Environmental groups called the Environmental Protection Agency's proposed rule for curbing power plant carbon emissions a good step, but many were hoping the Obama administration would be more aggressive.
At issue is the year EPA chose to use as a benchmark for emissions reductions. The agency wants to get carbon emissions 30 percent below 2005 levels by 2030, and figured out state-by-state emissions reductions needed based on 2012 levels to arrive at that mark.
How far back states can go to use certain policies — such as renewable electricity mandates or energy efficiency program — to meet the standard varies, EPA spokeswoman Liz Purchia said. She noted each state estimate is based on recent historical data, but that no single year was relied upon to set state goals.
Using a more recent year as a benchmark, though, would have required states to make more drastic cuts, not least because power sector emissions have fallen since 2005. In fact, the sector already is more than halfway toward the EPA's goal, as emissions declined 16 percent between 2005 and 2030.
Environmental groups took note of that arithmetic, and thus will seek through the proposed rule's comment period a more recent benchmark year against which to measure emissions reductions. "[National Wildlife Federation] will continue to work throughout the comment period to get the maximum reductions possible, but we understand that the President has to balance a desire for greater reductions with legality, viability and flexibility. And this rule really does a good job of hitting all of those," Josh Saks, the group's legislative director, told the Washington Examiner in an email.
To that point, an oft-cited Natural Resources Defense Council policy study that is considered a model for the proposed rule said a 31 percent reduction below 2012 levels was possible by 2020 — the EPA, instead, is shooting for a 25 percent cut below 2005 levels by 2020.
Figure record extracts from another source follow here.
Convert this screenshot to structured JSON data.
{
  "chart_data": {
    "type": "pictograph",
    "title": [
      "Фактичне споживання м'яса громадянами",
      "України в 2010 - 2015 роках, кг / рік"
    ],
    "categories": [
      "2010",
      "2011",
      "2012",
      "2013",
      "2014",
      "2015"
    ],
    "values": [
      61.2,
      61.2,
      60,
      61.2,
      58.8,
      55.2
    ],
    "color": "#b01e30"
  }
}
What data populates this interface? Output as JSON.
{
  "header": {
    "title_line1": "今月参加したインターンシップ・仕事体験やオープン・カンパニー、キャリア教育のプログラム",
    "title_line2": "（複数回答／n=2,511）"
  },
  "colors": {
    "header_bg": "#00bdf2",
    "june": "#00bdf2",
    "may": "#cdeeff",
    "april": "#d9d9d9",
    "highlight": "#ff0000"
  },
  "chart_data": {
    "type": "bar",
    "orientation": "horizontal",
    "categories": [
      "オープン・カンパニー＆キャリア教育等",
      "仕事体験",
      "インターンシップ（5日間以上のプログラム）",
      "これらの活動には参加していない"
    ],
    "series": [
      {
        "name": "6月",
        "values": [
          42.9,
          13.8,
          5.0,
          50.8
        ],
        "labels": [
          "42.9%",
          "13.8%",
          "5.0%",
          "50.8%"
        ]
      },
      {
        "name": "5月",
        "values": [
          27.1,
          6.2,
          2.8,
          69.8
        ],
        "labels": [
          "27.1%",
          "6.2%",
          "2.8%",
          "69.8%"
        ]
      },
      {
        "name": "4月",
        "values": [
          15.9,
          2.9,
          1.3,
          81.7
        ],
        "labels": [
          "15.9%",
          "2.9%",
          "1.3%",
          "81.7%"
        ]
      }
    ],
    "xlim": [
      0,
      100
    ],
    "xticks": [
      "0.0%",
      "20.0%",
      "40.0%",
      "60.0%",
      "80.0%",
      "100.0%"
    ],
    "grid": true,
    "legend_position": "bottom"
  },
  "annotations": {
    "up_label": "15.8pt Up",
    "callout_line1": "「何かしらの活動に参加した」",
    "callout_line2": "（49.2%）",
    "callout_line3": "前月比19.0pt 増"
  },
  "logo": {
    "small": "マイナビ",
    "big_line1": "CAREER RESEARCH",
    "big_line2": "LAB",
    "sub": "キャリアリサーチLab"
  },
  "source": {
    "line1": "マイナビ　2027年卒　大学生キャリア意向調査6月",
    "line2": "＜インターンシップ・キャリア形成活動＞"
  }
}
"We will be pushing for the strongest possible standards. We will push, for example, for a faster ramp-up of energy efficiency and renewables. That enables a stronger standard," David Doniger, director of the climate and clean air program with the NRDC, told the Examiner in an email.
The proposed rule would reduce 730 million metric tons of carbon pollution by 2030 for 1,000 of the nation's power plants, which is equivalent to taking two-thirds of United States cars and trucks off the road. The EPA expects to finalize it in June 2015, with states submitting implementation plans one year later.
Most environmental groups issued glowing statements on the proposed rule. That the EPA was taking its most significant step ever to restrain emissions that drive climate change was certainly nothing to frown upon, they said, especially considering the gridlock on climate policy on Capitol Hill since a sweeping cap-and-trade bill foundered in 2010.
"The American people support these commonsense safeguards and are sick of the lie that pollution has to be the fuel of our economic engine. The desperate and dirty opponents of these safeguards are using a failed, outdated playbook to protect their profits," League of Conservation Voters President Gene Karpinski said in a statement.
Still, some hinted that the proposal wasn't as stringent as they'd like.
"Today, the president made good on his promise to American families that his administration would tackle the climate crisis, and clean up and modernize the way we power our country," said Sierra Club executive Michael Brune, later adding, "In the month ahead, we will work to ensure a strong and just standard for cutting carbon pollution."
Using 2005 as the benchmark year pleased electric utilities, though the industry's response was mixed on some other elements of the proposal.
The EPA said that it wanted to respect early actors, meaning those states who have enacted policies that range from renewable electricity mandates to energy efficiency programs.
"EPA is setting state goals based on an assessment of the potential for each state to implement a set of proven measures to reduce emissions, including improvements in efficiency at existing coal-fired power plants, increased utilization of existing natural gas fired power plants, and additional low- and zero-emitting energy capacity and increased energy efficiency," agency spokeswoman Liz Purchia said.
This story was originally posted at 2:57 p.m. and has since been updated.